# Homework #13 Solutions

1. Given $$E = 10\text{ MPa}$$ and $$\nu = 0.5$$, Create a graph with three separate curves (lines, in fact) of max principal stress versus max principal strain for three cases: (i) uniaxial tension, (ii) plane strain tension (shear), (iii) and equibiaxial tension.

Plot the graphs for strains up to $$\epsilon = 0.10$$, (that's 10%). Don't worry about finite strain effects, or which definitions of stress and strain to use in this case. Use the following page for definitions of the three cases: specialstraintopics.html.

The problem with using Hooke's Law as a function of strain is that $$\nu = 0.5$$, so the last term here becomes indeterminate.

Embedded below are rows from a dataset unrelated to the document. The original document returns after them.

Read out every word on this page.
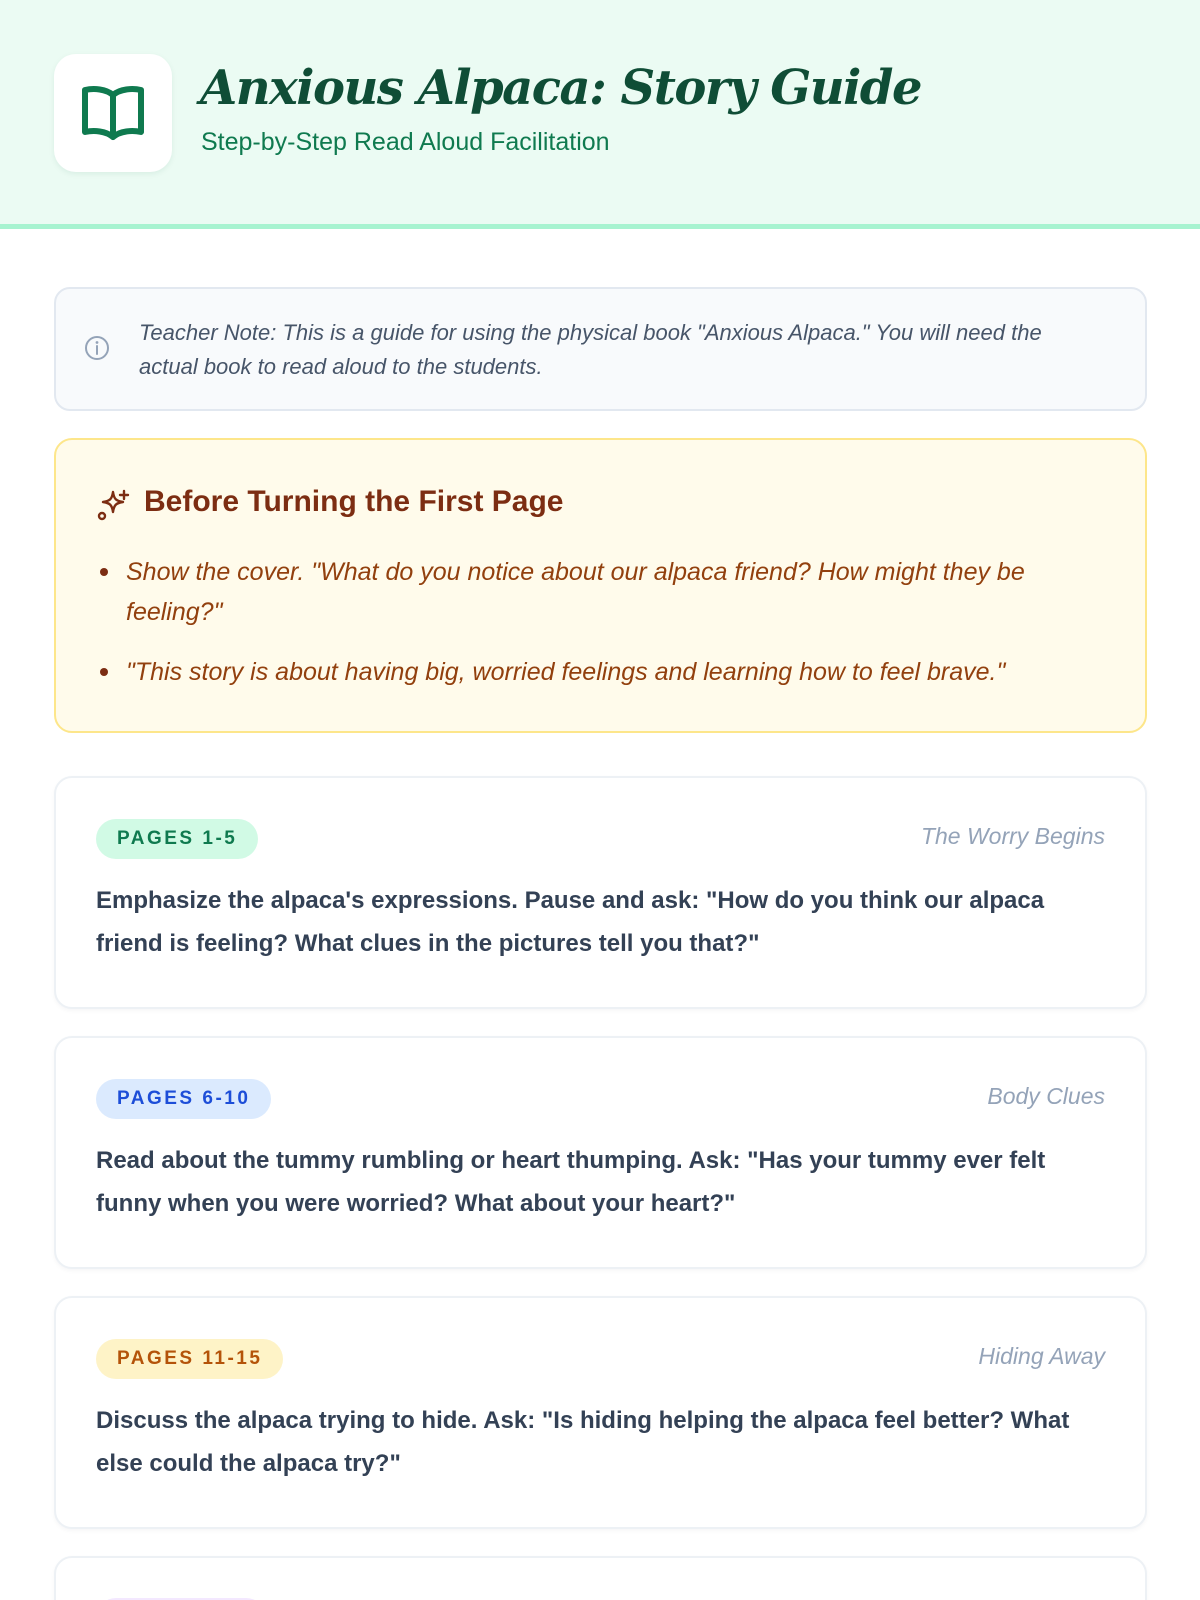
Anxious Alpaca: Story Guide
Step-by-Step Read Aloud Facilitation

Teacher Note: This is a guide for using the physical book "Anxious Alpaca." You will need the actual book to read aloud to the students.

Before Turning the First Page
Show the cover. "What do you notice about our alpaca friend? How might they be feeling?"
"This story is about having big, worried feelings and learning how to feel brave."
PAGES 1-5	The Worry Begins

Emphasize the alpaca's expressions. Pause and ask: "How do you think our alpaca friend is feeling? What clues in the pictures tell you that?"

PAGES 6-10	Body Clues

Read about the tummy rumbling or heart thumping. Ask: "Has your tummy ever felt funny when you were worried? What about your heart?"

PAGES 11-15	Hiding Away

Discuss the alpaca trying to hide. Ask: "Is hiding helping the alpaca feel better? What else could the alpaca try?"
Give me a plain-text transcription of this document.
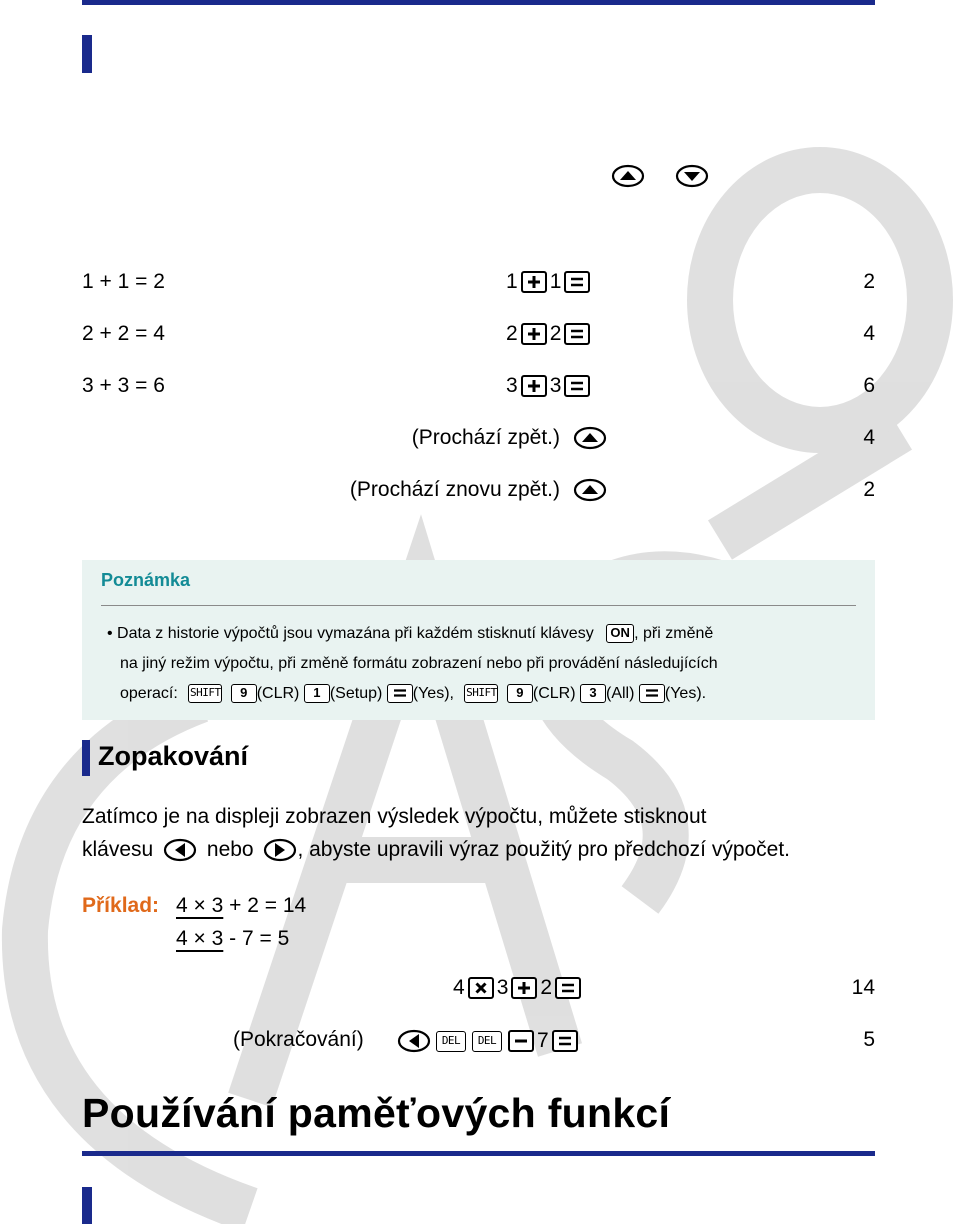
1 + 1 = 2	1 1	2
2 + 2 = 4	2 2	4
3 + 3 = 6	3 3	6
(Prochází zpět.)	4
(Prochází znovu zpět.)	2
Poznámka
• Data z historie výpočtů jsou vymazána při každém stisknutí klávesy ON , při změně
na jiný režim výpočtu, při změně formátu zobrazení nebo při provádění následujících
operací: SHIFT 9 (CLR) 1 (Setup) (Yes), SHIFT 9 (CLR) 3 (All) (Yes).
Zopakování
Zatímco je na displeji zobrazen výsledek výpočtu, můžete stisknout
klávesu	nebo , abyste upravili výraz použitý pro předchozí výpočet.
Příklad: 4 × 3 + 2 = 14
4 × 3 - 7 = 5
4 3 2	14
(Pokračování)	DEL	DEL 7	5
Používání paměťových funkcí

$\sigma_{ij} = {E \over (1 + \nu)} \left[ \epsilon_{ij} + { \nu \over (1 - 2 \nu)} \delta_{ij} \epsilon_{kk} \right]$
Instead one must use it in the following form

$\epsilon_{ij} = {1 \over E} \left[ (1 + \nu) \sigma_{ij} - \nu \delta_{ij} \sigma_{kk} \right]$
Uniaxial tension is the easiest. It is simply

$\sigma = E \, \epsilon \qquad \qquad \text{(uniaxial tension)}$
Equibiaxial tension is the 2nd easiest. Set $$\epsilon_{11} = \epsilon$$, $$\sigma_{11} = \sigma_{22} = \sigma$$, and $$\sigma_{33} = 0$$.

$\epsilon = {1 \over E} \left[ (1 + \nu) \sigma - 2 \, \nu \sigma \right]$
This reduces to

$\sigma = { E \over 1 - \nu} \epsilon \qquad \qquad \text{(equibiaxial tension)}$
Shear is the trickiest by far. Recall that it can be thought of as plane strain tension. Referring to the sketch on this page: specialstraintopics.html, note that $$\epsilon_{22} = 0$$ and $$\sigma_{33} = 0$$.

Starting with

$\epsilon_{22} = {1 \over E} \left[ \sigma_{22} - \nu ( \sigma_{11} + \sigma_{33} ) \right]$
Set $$\epsilon_{22} = 0$$ and $$\sigma_{33} = 0$$, and this leads to

$\sigma_{22} = \nu \sigma_{11}$
Substitute this into the Hooke's Law equation for $$\epsilon_{11}$$ to get

$\epsilon = {1 \over E} \left[ \sigma - \nu^2 \sigma \right]$
Solving for stress gives

$\sigma = { E \over 1 - \nu^2} \epsilon \qquad \qquad \text{(shear)}$

2. Plot the max principal engineering stress versus max principal engineering strain, up to $$\epsilon_\text{max} = 0.50$$, for uniaxial tension, shear, and equibiaxial tension, for a material having ($$C_{10} = 0.4$$ and $$C_{01} = 0.04$$ ).

Yes, this question is basically the same as #1 above, but with Mooney-Rivlin terms instead.